酷評よろ

広い玄関から中へ入ると20メートルくらいの廊下があって西側が法事・行事の時に檀家を招き入れお経を上げる広い法堂(ハットウ)だった。私と弟夫婦、私の両親はそこに上がってしばらく部屋に飾られている仏像や絵画などを眺めた。
外の景色を見ると虚空のように無限を表す青空に入道雲が浮かんでいた。
弟の子供が綺麗な顔をして仰向けにすやすやと眠っていた。
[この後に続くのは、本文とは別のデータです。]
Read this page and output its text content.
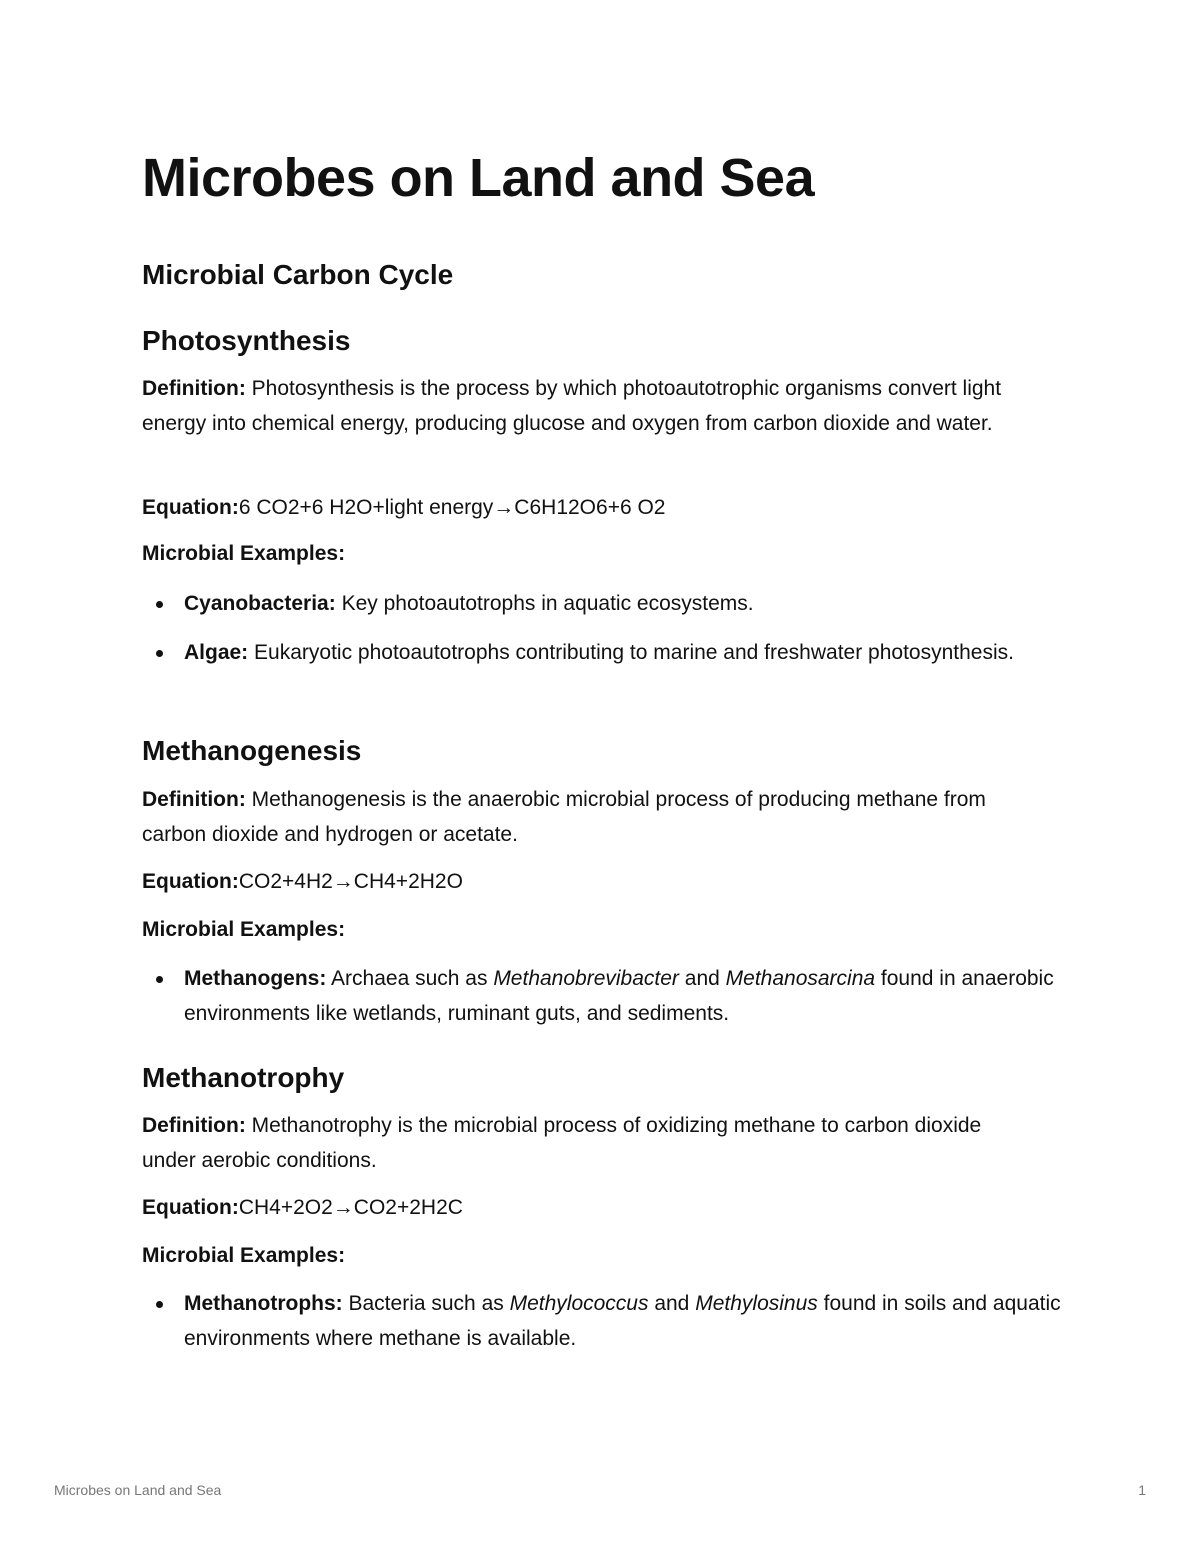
Microbes on Land and Sea
Microbial Carbon Cycle
Photosynthesis

Definition: Photosynthesis is the process by which photoautotrophic organisms convert light energy into chemical energy, producing glucose and oxygen from carbon dioxide and water.

Equation:6 CO2+6 H2O+light energy→C6H12O6+6 O2

Microbial Examples:

Cyanobacteria: Key photoautotrophs in aquatic ecosystems.
Algae: Eukaryotic photoautotrophs contributing to marine and freshwater photosynthesis.
Methanogenesis

Definition: Methanogenesis is the anaerobic microbial process of producing methane from carbon dioxide and hydrogen or acetate.

Equation:CO2+4H2→CH4+2H2O

Microbial Examples:

Methanogens: Archaea such as Methanobrevibacter and Methanosarcina found in anaerobic environments like wetlands, ruminant guts, and sediments.
Methanotrophy

Definition: Methanotrophy is the microbial process of oxidizing methane to carbon dioxide under aerobic conditions.

Equation:CH4+2O2→CO2+2H2C

Microbial Examples:

Methanotrophs: Bacteria such as Methylococcus and Methylosinus found in soils and aquatic environments where methane is available.
Microbes on Land and Sea	1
8ヶ月になったばかりのカレンは座布団を2枚敷いて仰向けになって、まるで全てが平穏無事であるかのように仏のような綺麗な顔をしていた。
「兄貴、今日はありがとうな」と弟が他人行儀に礼を言ってきたので、私は何の気なしに「子供は男の子だったのか?」と訊いた。
弟は「そうだ」と言って、私に順を追って説明してくれた。私はその時に初めて弟の長男が水子になった詳しい経緯を知った。
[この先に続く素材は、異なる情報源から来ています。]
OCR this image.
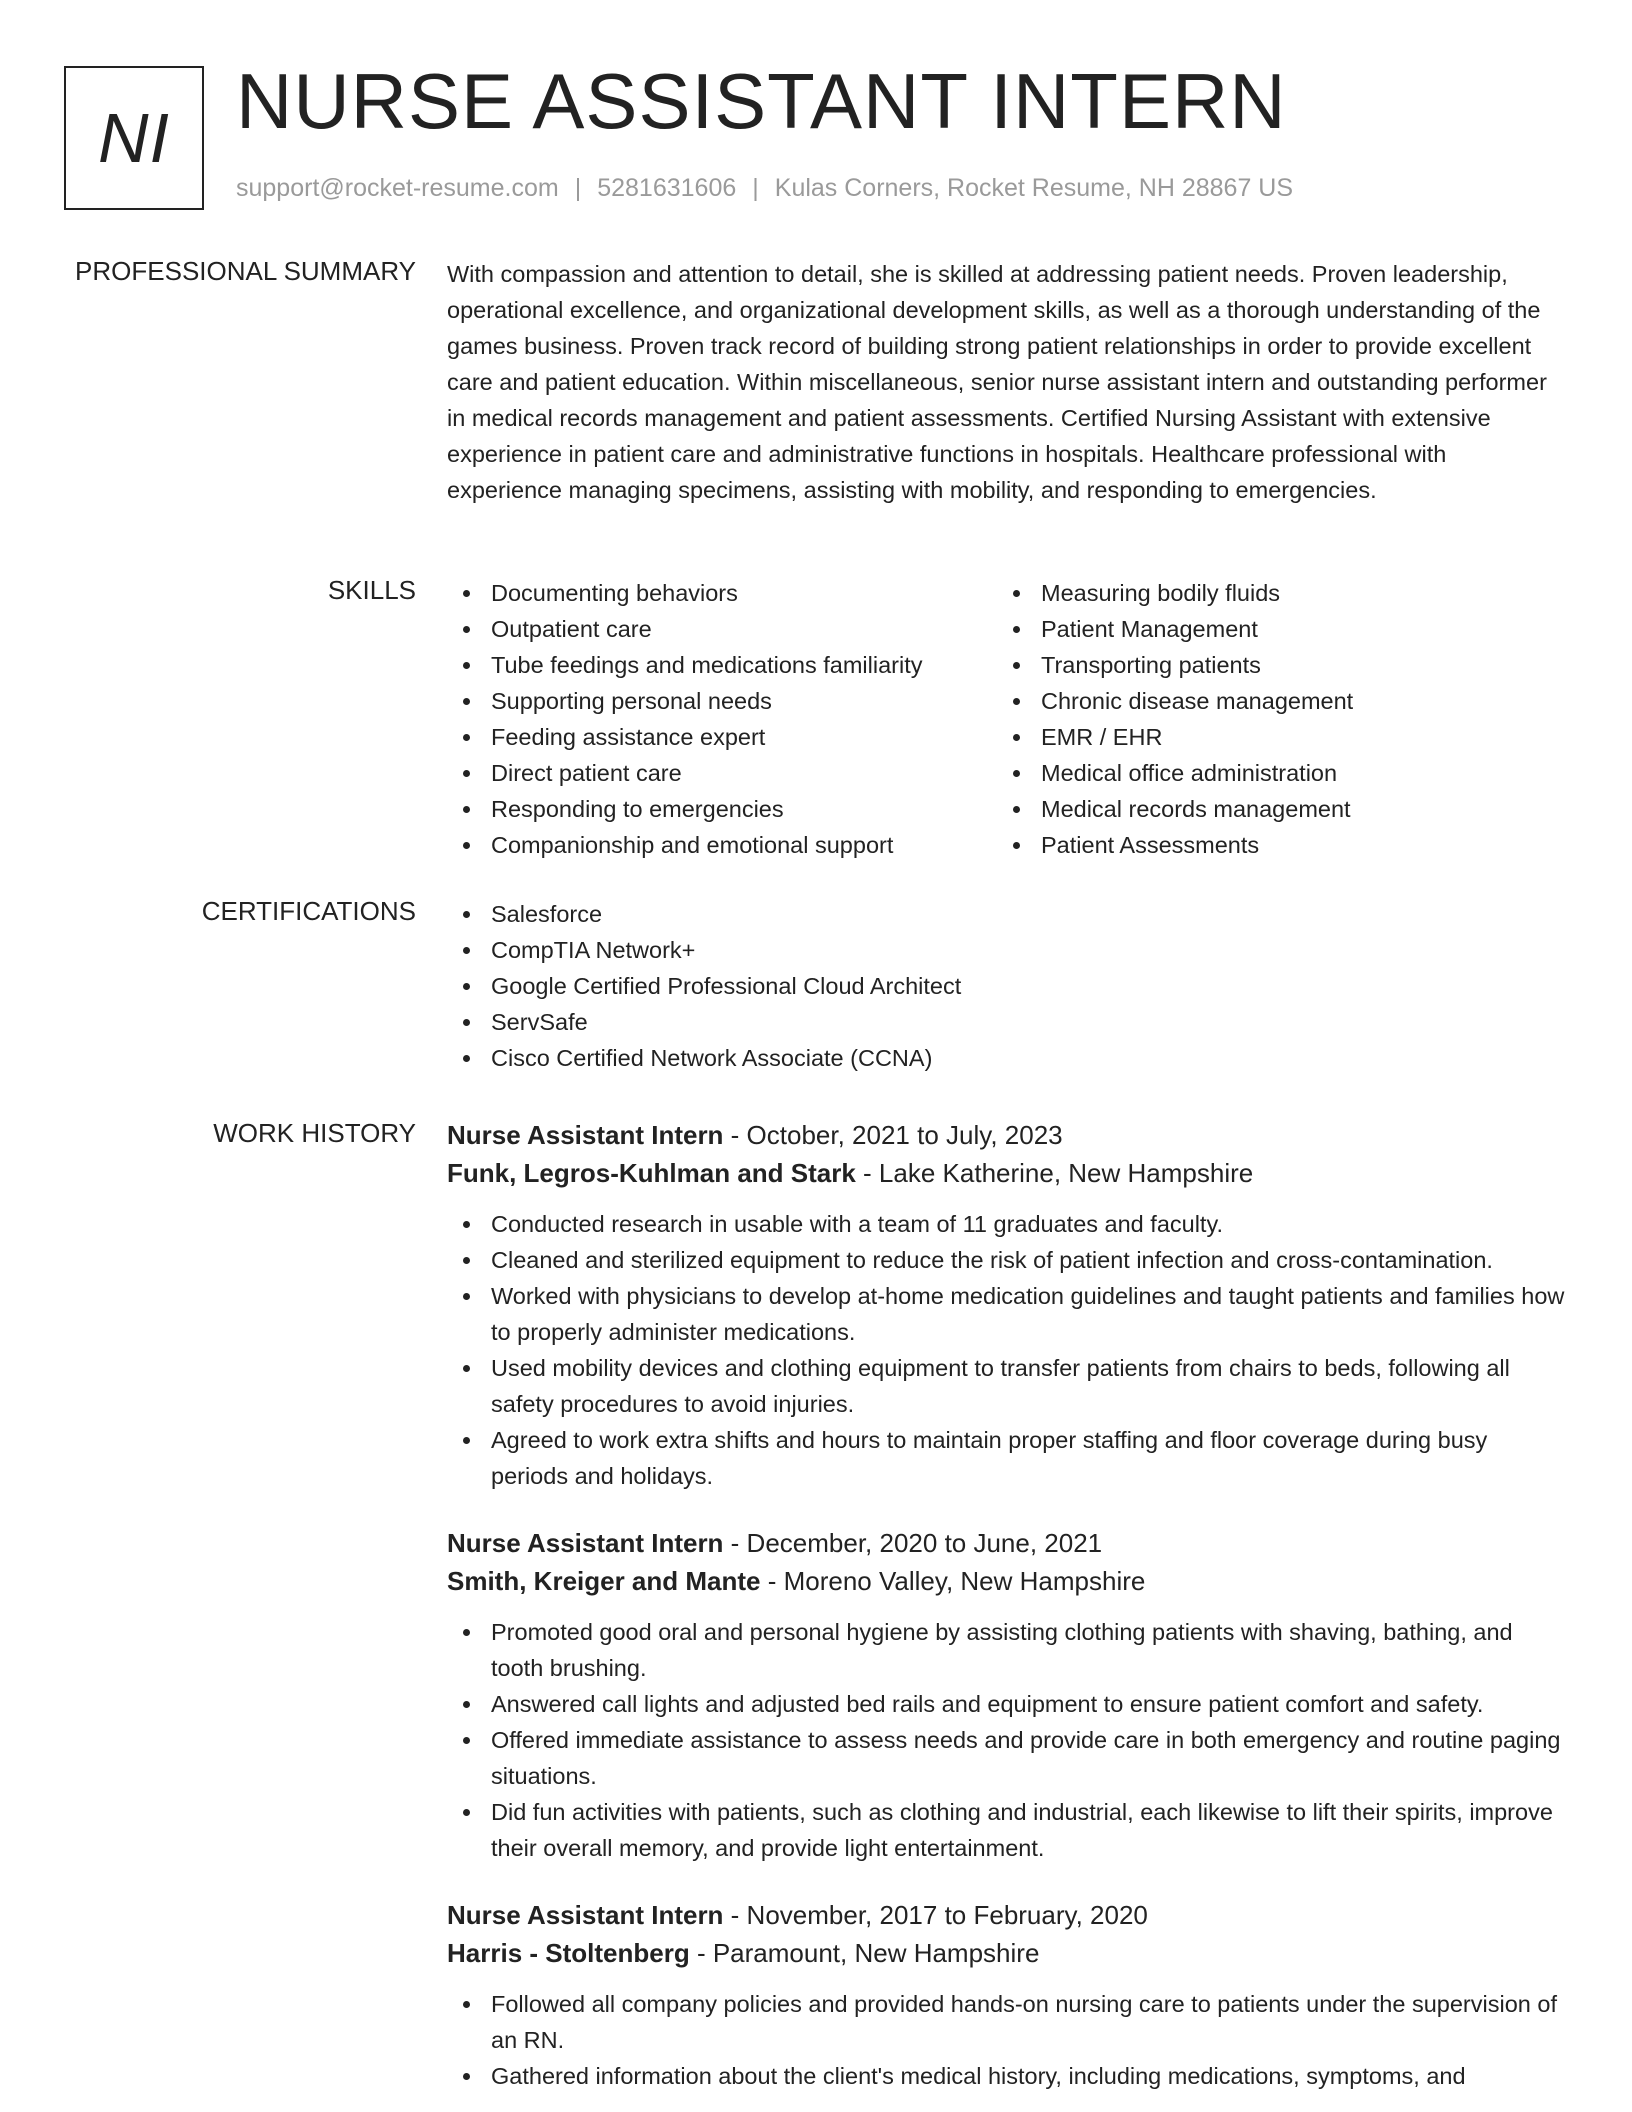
NI NURSE ASSISTANT INTERN
support@rocket-resume.com | 5281631606 | Kulas Corners, Rocket Resume, NH 28867 US
PROFESSIONAL SUMMARY With compassion and attention to detail, she is skilled at addressing patient needs. Proven leadership, operational excellence, and organizational development skills, as well as a thorough understanding of the games business. Proven track record of building strong patient relationships in order to provide excellent care and patient education. Within miscellaneous, senior nurse assistant intern and outstanding performer in medical records management and patient assessments. Certified Nursing Assistant with extensive experience in patient care and administrative functions in hospitals. Healthcare professional with experience managing specimens, assisting with mobility, and responding to emergencies.
SKILLS	Documenting behaviors
Outpatient care
Tube feedings and medications familiarity
Supporting personal needs
Feeding assistance expert
Direct patient care
Responding to emergencies
Companionship and emotional support
Measuring bodily fluids
Patient Management
Transporting patients
Chronic disease management
EMR / EHR
Medical office administration
Medical records management
Patient Assessments
CERTIFICATIONS	Salesforce
CompTIA Network+
Google Certified Professional Cloud Architect
ServSafe
Cisco Certified Network Associate (CCNA)
WORK HISTORY Nurse Assistant Intern - October, 2021 to July, 2023
Funk, Legros-Kuhlman and Stark - Lake Katherine, New Hampshire
Conducted research in usable with a team of 11 graduates and faculty.
Cleaned and sterilized equipment to reduce the risk of patient infection and cross-contamination.
Worked with physicians to develop at-home medication guidelines and taught patients and families how to properly administer medications.
Used mobility devices and clothing equipment to transfer patients from chairs to beds, following all safety procedures to avoid injuries.
Agreed to work extra shifts and hours to maintain proper staffing and floor coverage during busy periods and holidays.
Nurse Assistant Intern - December, 2020 to June, 2021
Smith, Kreiger and Mante - Moreno Valley, New Hampshire
Promoted good oral and personal hygiene by assisting clothing patients with shaving, bathing, and tooth brushing.
Answered call lights and adjusted bed rails and equipment to ensure patient comfort and safety.
Offered immediate assistance to assess needs and provide care in both emergency and routine paging situations.
Did fun activities with patients, such as clothing and industrial, each likewise to lift their spirits, improve their overall memory, and provide light entertainment.
Nurse Assistant Intern - November, 2017 to February, 2020
Harris - Stoltenberg - Paramount, New Hampshire
Followed all company policies and provided hands-on nursing care to patients under the supervision of an RN.
Gathered information about the client's medical history, including medications, symptoms, and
弟夫婦の初めての子供は一年半前に死産した。健康に問題があったわけではなく、臍の尾がその子の首に絡まってしまったのだという。それは不運としかいいようがない不幸な出来事だった。
私の父親がいつか私に言っていた。
その日、その男の子がこの世に生まれ出ずる筈だった日に黒いオニヤンマが浴室で窮屈そうに羽根を壁にぶつけていた。
どこから迷い込んだのか、窓は網戸になっていてこんなところにどうやって入ってきたのだろう、それに気づいた者はいなかった。
親父は外に逃がしてやろうと窓を開けてしばらく見ていたが蝶々は相変わらず壁際にパタパタ音を轟かせていたが、やがて腰を落ち着けるかのようにピタッどこかに止まって動かなかったらしい。
それを親父が虫の報せだとわかって妙な胸騒ぎがすると共に、すこぶる穏やかな陽の光が浴室に差し込んできた、という実しやかな話を私にした。
恐らく、その子は安らかな天国に旅立ったのだ、と親父は言っていた。